O ritmo da escrita é alucinante, com permanentes histórias laterais, apartes, devaneios. O estilo é feérico, excessivo, caleidescópico, diria mesmo ruminante, com a história a ser sucessivamente regurgitada e mastigada, sendo nisso fielmente indiano, país dos excessos - de cor, de desgraça, de cheiros, de imaginação.
Nenhum país incorpora tantas religiões e um panteão tão povoado e improvável. Deuses que têm mil representações, shivas de inúmeros membros e divindades de cabeça de elefante.
Saleem Sinai tem um filho, no preciso momento em que era declarado o estado de sítio e suspensa a democracia pela Viúva - Indira Gandhi (25 de Julho de 1972).   Filho que afinal não era seu, mas era neto dos seus pais e tinha orelhas de elefante - tal como Ganesh, com quem tinha em comum ser filho de um Shiva e de uma Pavarti.

Um país de imaginário ancestralmente pop e que continua a gerar gurus que atraem ciclicamente vedetas ocidentais (como um dos filhos do livro, Cirus transmutado em Khusro, que era "visitado por guitarristas americanos, que se sentavam aos seus pés e nenhum se tinha esquecido do livro de cheques"). Sendo uma narrativa comentada da Índia, o leitor que não for um bom conhecedor da sua história perde muitas das ironias, referências, interpretações (houve mesmo um primeiro ministro que bebia a sua urina? Os lideres comunistas retratados são reais ou delirados? a resolução da crise do Paquistão Oriental/Bangladesh, fez-se com festejos?).
Perpassa em todo o livro uma muito salutar capacidade de gozar consigo próprio e com o seu país ( "cada indiano tem uma versão da Índia! ).

Este livro tem demasiadas coisas lá dentro, muito excesso e muitas preciosidades!
Como todos os grandes livros é atual e aplica-se-nos - " No dia em que ao mesmo tempo, subiram os impostos e baixaram as isenções! É como quem vai à retrete - camisa para cima e calças para baixo!
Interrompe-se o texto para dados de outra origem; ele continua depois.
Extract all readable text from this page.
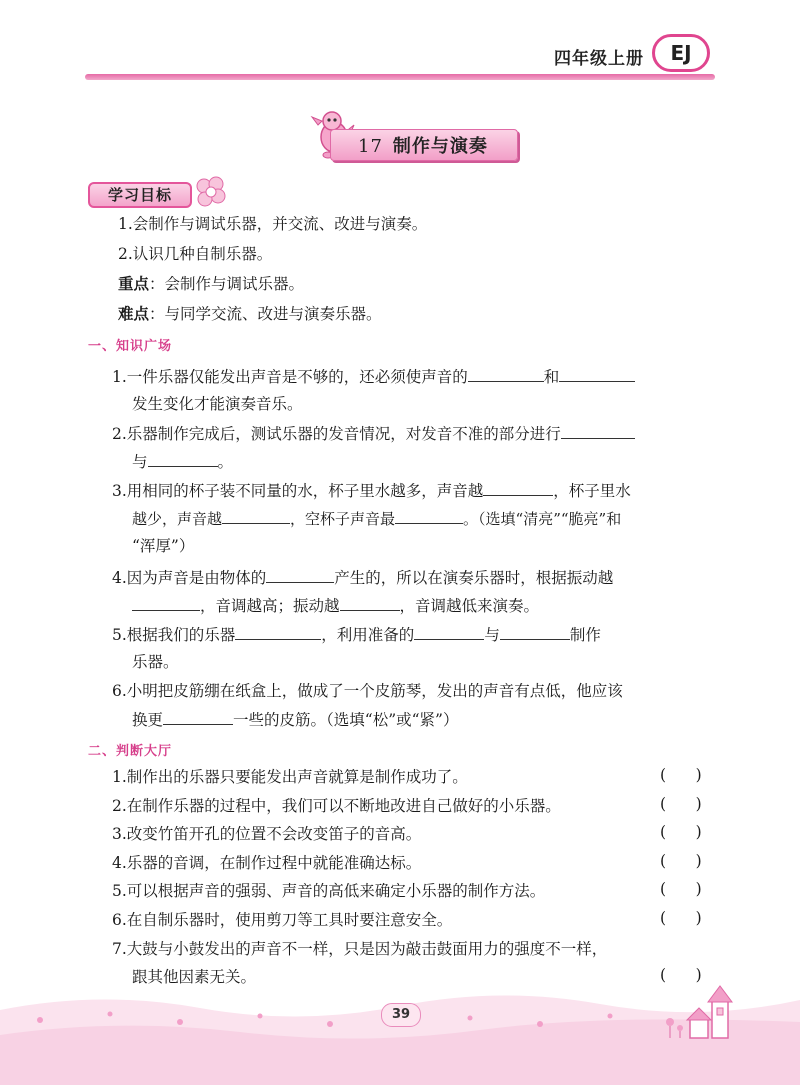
四年级上册	EJ
17 制作与演奏
学习目标
1.会制作与调试乐器，并交流、改进与演奏。
2.认识几种自制乐器。
重点：会制作与调试乐器。
难点：与同学交流、改进与演奏乐器。
一、知识广场
1.一件乐器仅能发出声音是不够的，还必须使声音的	和
发生变化才能演奏音乐。
2.乐器制作完成后，测试乐器的发音情况，对发音不准的部分进行
与	。
3.用相同的杯子装不同量的水，杯子里水越多，声音越	，杯子里水
越少，声音越	，空杯子声音最	。（选填“清亮”“脆亮”和
“浑厚”）
4.因为声音是由物体的	产生的，所以在演奏乐器时，根据振动越
，音调越高；振动越	，音调越低来演奏。
5.根据我们的乐器	，利用准备的	与	制作
乐器。
6.小明把皮筋绷在纸盒上，做成了一个皮筋琴，发出的声音有点低，他应该
换更	一些的皮筋。（选填“松”或“紧”）
二、判断大厅
1.制作出的乐器只要能发出声音就算是制作成功了。	(      )
2.在制作乐器的过程中，我们可以不断地改进自己做好的小乐器。	(      )
3.改变竹笛开孔的位置不会改变笛子的音高。	(      )
4.乐器的音调，在制作过程中就能准确达标。	(      )
5.可以根据声音的强弱、声音的高低来确定小乐器的制作方法。	(      )
6.在自制乐器时，使用剪刀等工具时要注意安全。	(      )
7.大鼓与小鼓发出的声音不一样，只是因为敲击鼓面用力的强度不一样，
跟其他因素无关。	(      )
39
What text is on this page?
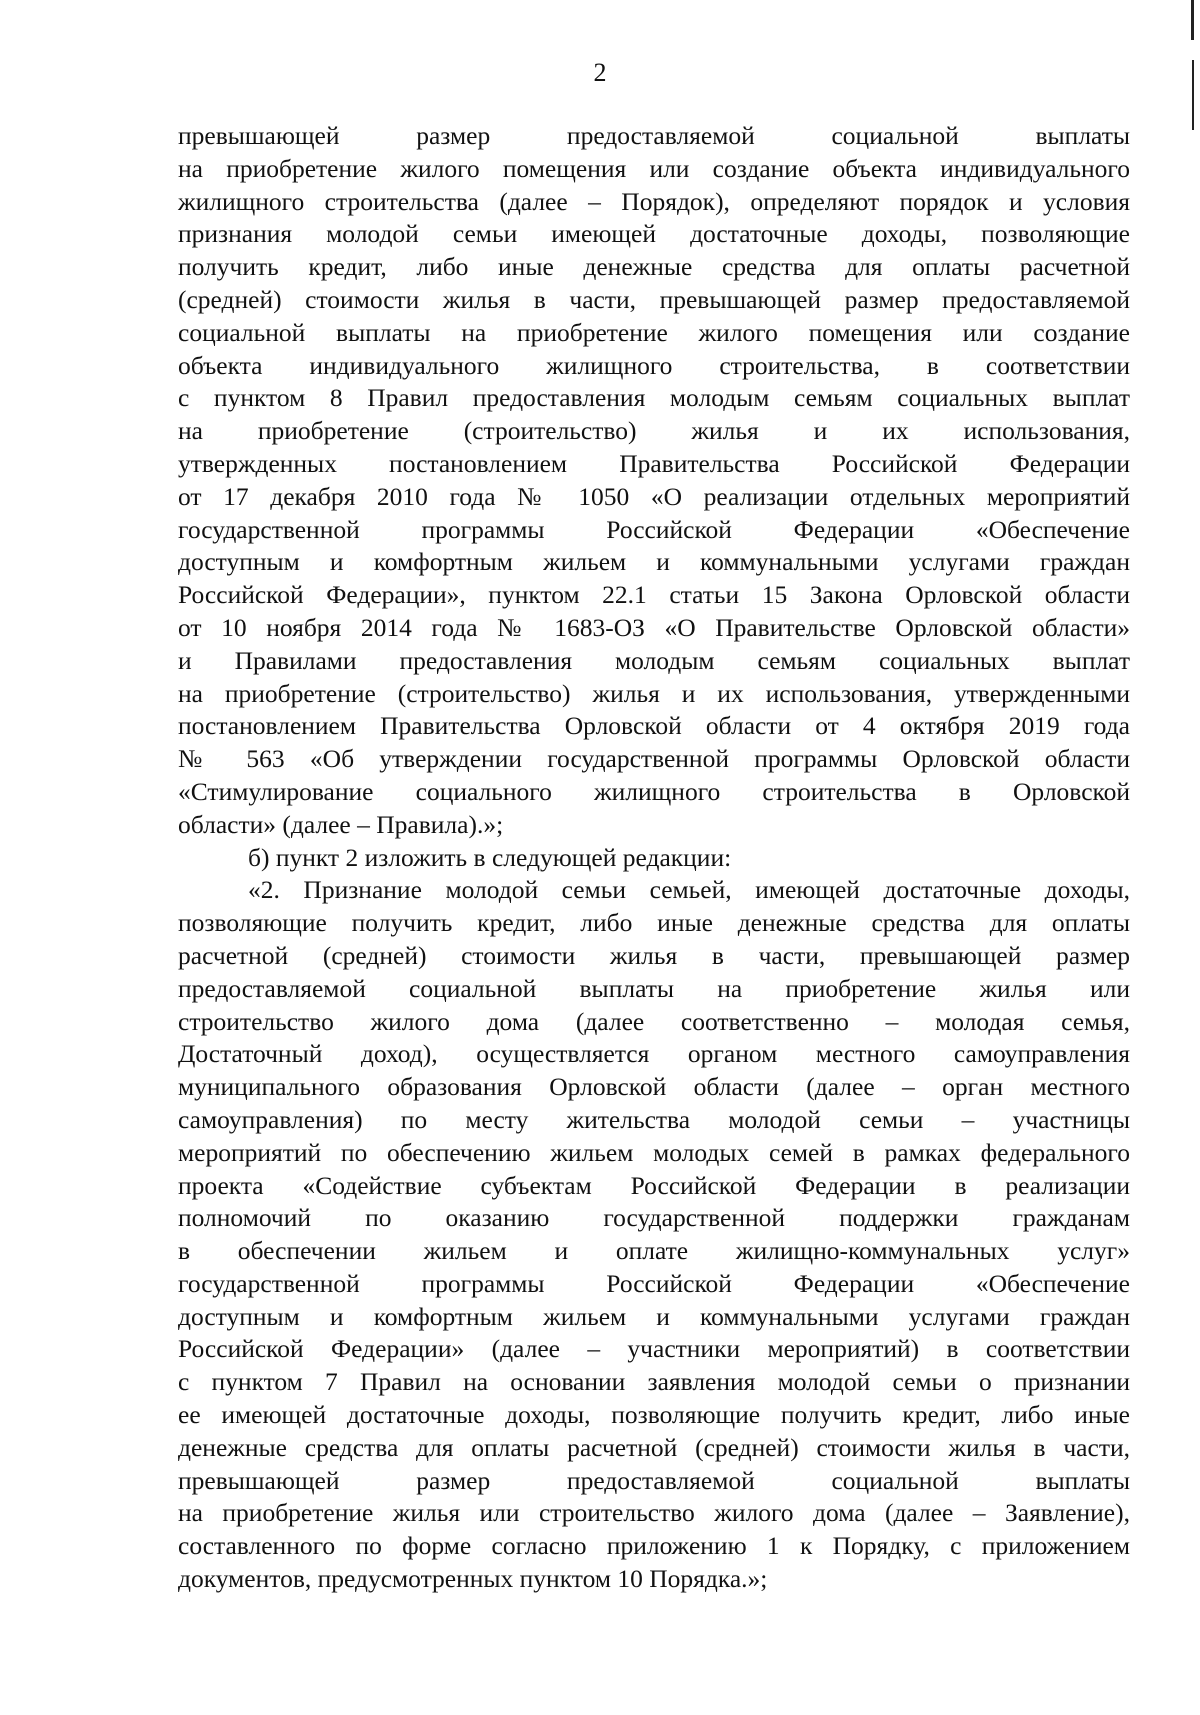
2
превышающей размер предоставляемой социальной выплаты
на приобретение жилого помещения или создание объекта индивидуального
жилищного строительства (далее – Порядок), определяют порядок и условия
признания молодой семьи имеющей достаточные доходы, позволяющие
получить кредит, либо иные денежные средства для оплаты расчетной
(средней) стоимости жилья в части, превышающей размер предоставляемой
социальной выплаты на приобретение жилого помещения или создание
объекта индивидуального жилищного строительства, в соответствии
с пунктом 8 Правил предоставления молодым семьям социальных выплат
на приобретение (строительство) жилья и их использования,
утвержденных постановлением Правительства Российской Федерации
от 17 декабря 2010 года № 1050 «О реализации отдельных мероприятий
государственной программы Российской Федерации «Обеспечение
доступным и комфортным жильем и коммунальными услугами граждан
Российской Федерации», пунктом 22.1 статьи 15 Закона Орловской области
от 10 ноября 2014 года № 1683-ОЗ «О Правительстве Орловской области»
и Правилами предоставления молодым семьям социальных выплат
на приобретение (строительство) жилья и их использования, утвержденными
постановлением Правительства Орловской области от 4 октября 2019 года
№ 563 «Об утверждении государственной программы Орловской области
«Стимулирование социального жилищного строительства в Орловской
области» (далее – Правила).»;
б) пункт 2 изложить в следующей редакции:
«2. Признание молодой семьи семьей, имеющей достаточные доходы,
позволяющие получить кредит, либо иные денежные средства для оплаты
расчетной (средней) стоимости жилья в части, превышающей размер
предоставляемой социальной выплаты на приобретение жилья или
строительство жилого дома (далее соответственно – молодая семья,
Достаточный доход), осуществляется органом местного самоуправления
муниципального образования Орловской области (далее – орган местного
самоуправления) по месту жительства молодой семьи – участницы
мероприятий по обеспечению жильем молодых семей в рамках федерального
проекта «Содействие субъектам Российской Федерации в реализации
полномочий по оказанию государственной поддержки гражданам
в обеспечении жильем и оплате жилищно-коммунальных услуг»
государственной программы Российской Федерации «Обеспечение
доступным и комфортным жильем и коммунальными услугами граждан
Российской Федерации» (далее – участники мероприятий) в соответствии
с пунктом 7 Правил на основании заявления молодой семьи о признании
ее имеющей достаточные доходы, позволяющие получить кредит, либо иные
денежные средства для оплаты расчетной (средней) стоимости жилья в части,
превышающей размер предоставляемой социальной выплаты
на приобретение жилья или строительство жилого дома (далее – Заявление),
составленного по форме согласно приложению 1 к Порядку, с приложением
документов, предусмотренных пунктом 10 Порядка.»;
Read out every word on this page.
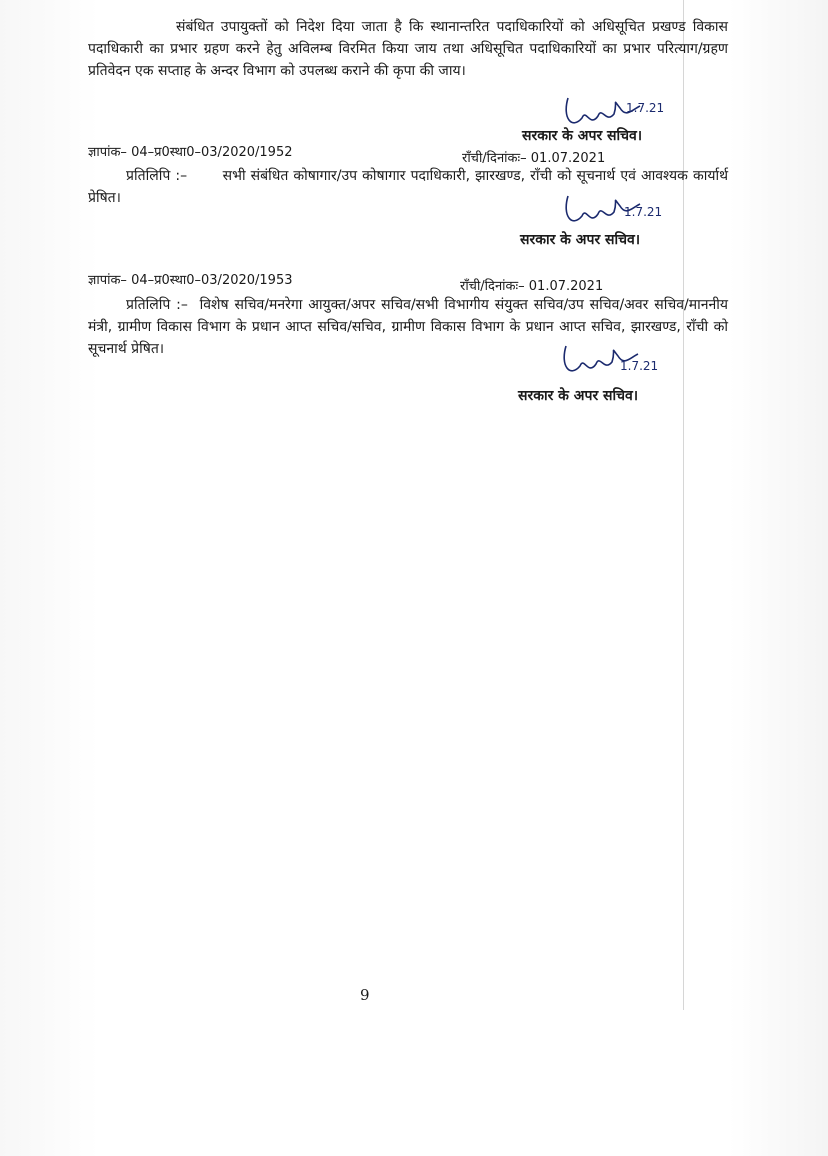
संबंधित उपायुक्तों को निदेश दिया जाता है कि स्थानान्तरित पदाधिकारियों को अधिसूचित प्रखण्ड विकास पदाधिकारी का प्रभार ग्रहण करने हेतु अविलम्ब विरमित किया जाय तथा अधिसूचित पदाधिकारियों का प्रभार परित्याग/ग्रहण प्रतिवेदन एक सप्ताह के अन्दर विभाग को उपलब्ध कराने की कृपा की जाय।

1.7.21
सरकार के अपर सचिव।
ज्ञापांक– 04–प्र0स्था0–03/2020/1952	राँची/दिनांकः– 01.07.2021

प्रतिलिपि :–	सभी संबंधित कोषागार/उप कोषागार पदाधिकारी, झारखण्ड, राँची को सूचनार्थ एवं आवश्यक कार्यार्थ प्रेषित।

1.7.21
सरकार के अपर सचिव।
ज्ञापांक– 04–प्र0स्था0–03/2020/1953	राँची/दिनांकः– 01.07.2021

प्रतिलिपि :– विशेष सचिव/मनरेगा आयुक्त/अपर सचिव/सभी विभागीय संयुक्त सचिव/उप सचिव/अवर सचिव/माननीय मंत्री, ग्रामीण विकास विभाग के प्रधान आप्त सचिव/सचिव, ग्रामीण विकास विभाग के प्रधान आप्त सचिव, झारखण्ड, राँची को सूचनार्थ प्रेषित।

1.7.21
सरकार के अपर सचिव।
9
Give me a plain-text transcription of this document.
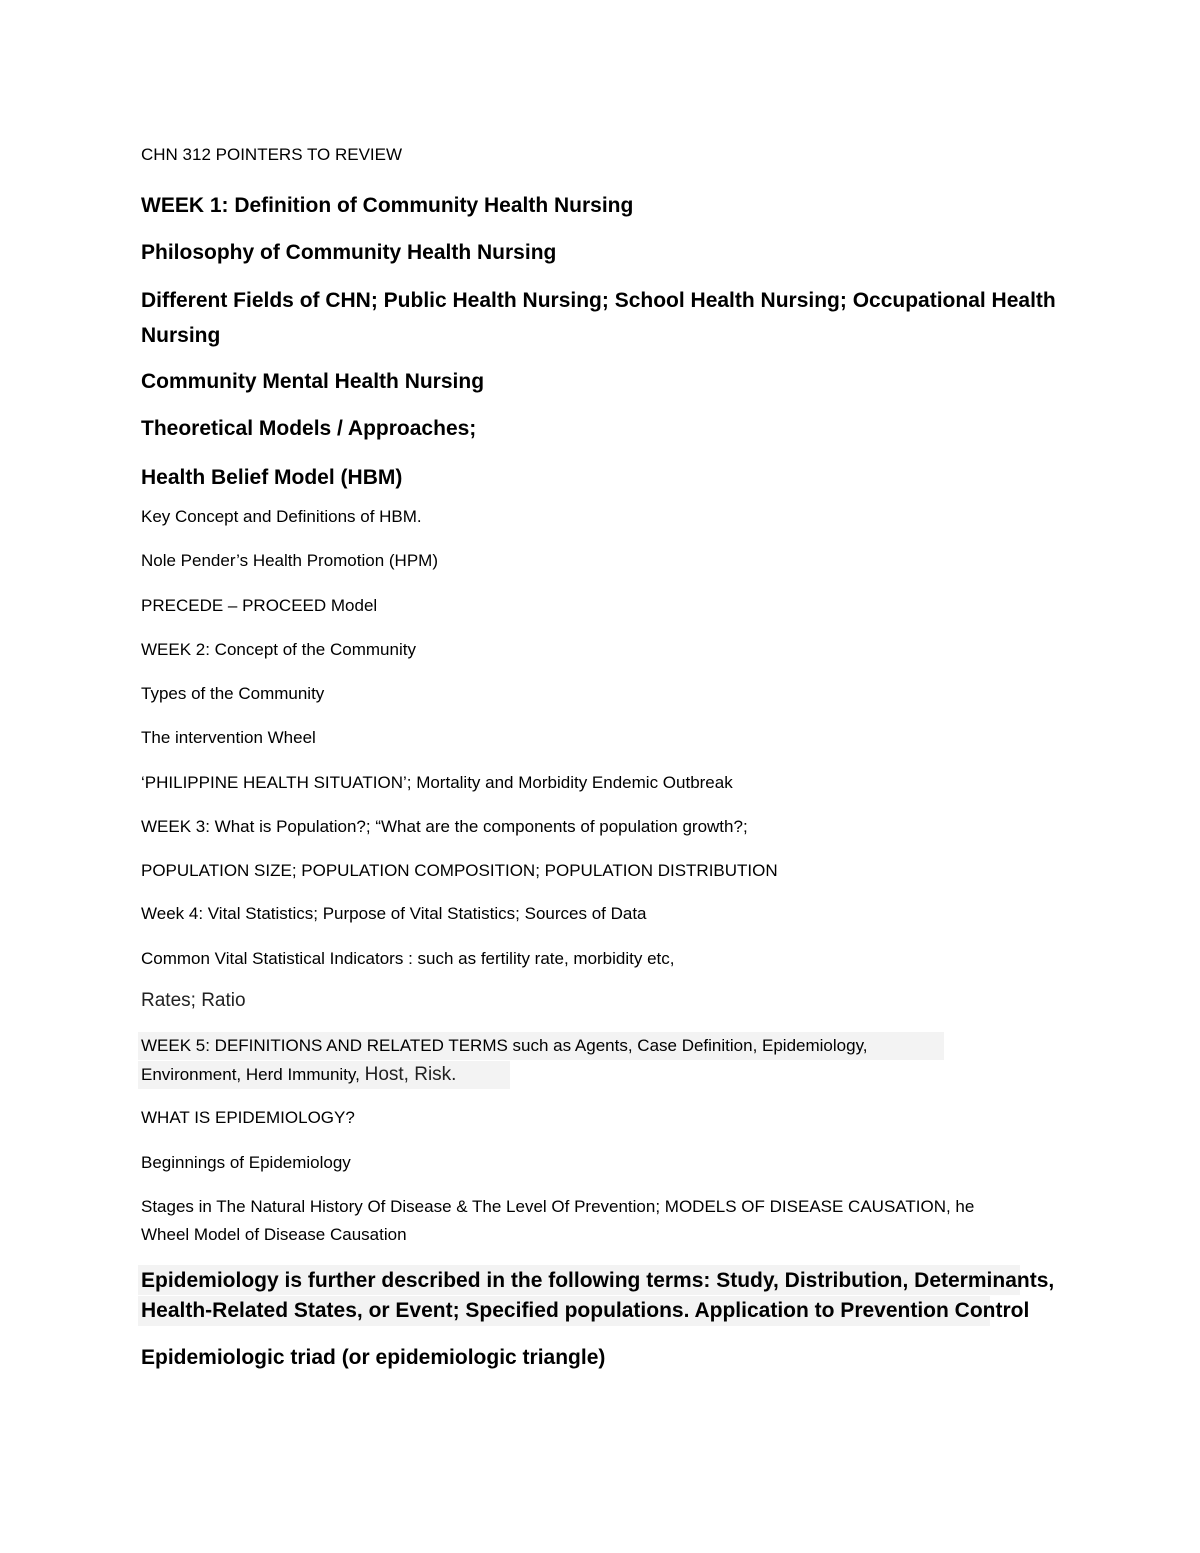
CHN 312 POINTERS TO REVIEW

WEEK 1: Definition of Community Health Nursing

Philosophy of Community Health Nursing

Different Fields of CHN; Public Health Nursing; School Health Nursing; Occupational Health

Nursing

Community Mental Health Nursing

Theoretical Models / Approaches;

Health Belief Model (HBM)

Key Concept and Definitions of HBM.

Nole Pender’s Health Promotion (HPM)

PRECEDE – PROCEED Model

WEEK 2: Concept of the Community

Types of the Community

The intervention Wheel

‘PHILIPPINE HEALTH SITUATION’; Mortality and Morbidity Endemic Outbreak

WEEK 3: What is Population?; “What are the components of population growth?;

POPULATION SIZE; POPULATION COMPOSITION; POPULATION DISTRIBUTION

Week 4: Vital Statistics; Purpose of Vital Statistics; Sources of Data

Common Vital Statistical Indicators : such as fertility rate, morbidity etc,

Rates; Ratio

WEEK 5: DEFINITIONS AND RELATED TERMS such as Agents, Case Definition, Epidemiology,

Environment, Herd Immunity, Host, Risk.

WHAT IS EPIDEMIOLOGY?

Beginnings of Epidemiology

Stages in The Natural History Of Disease & The Level Of Prevention; MODELS OF DISEASE CAUSATION, he

Wheel Model of Disease Causation

Epidemiology is further described in the following terms: Study, Distribution, Determinants,

Health-Related States, or Event; Specified populations. Application to Prevention Control

Epidemiologic triad (or epidemiologic triangle)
Este governo trata-nos como a uma retrete!" Aliás há mais referências a Portugal - uma Carmen Verandah de chapéu de frutas que não poderá ser outra que a nossa, do Marco, Carmen Miranda! - a inevitável Catarina de Bragança, que em 1660 levou de dote para Carlos II de Inglaterra, nada menos que Bombaim ( que derivará do português Bom Bahia )!
Das incontáveis histórias dentro da narrativa, retenho a do Fórum Radiofónico dos 581 garotos filhos da meia noite, que ocorre telepaticamente promovida pelos dons mediúnicos de Saleem na e que é uma antevisão profética e poética do Face Book.

Sendo necessário um ritmo de leitura pujante, para não nos atolarmos nas permanentes manobras de diversão, lê-se este delírio de uma personagem paranóica que interpreta o percurso histórico da Índia como decorrente da sua história pessoal, como se a História acontecesse toda em sua função, com o objetivo último de o tramar a si e aos 1001 filhos dessa meia noite de 15 de Agosto de 1947, em que a Índia se tornou um Estado Independente.

Estabelecendo uma conexão com um livro aqui comentado recentemente (A tia Júlia e o Escrevedor), este parece um fenomenal folhetim de Pedro Camacho, cujo sucesso tão apoteótico terá seguramente muito a ver com a importância social, económica e cultural da comunidade hindu no mundo anglosaxónico e com o tom de refinada auto-ironia, que preveniu a rejeição dos antigos colonos.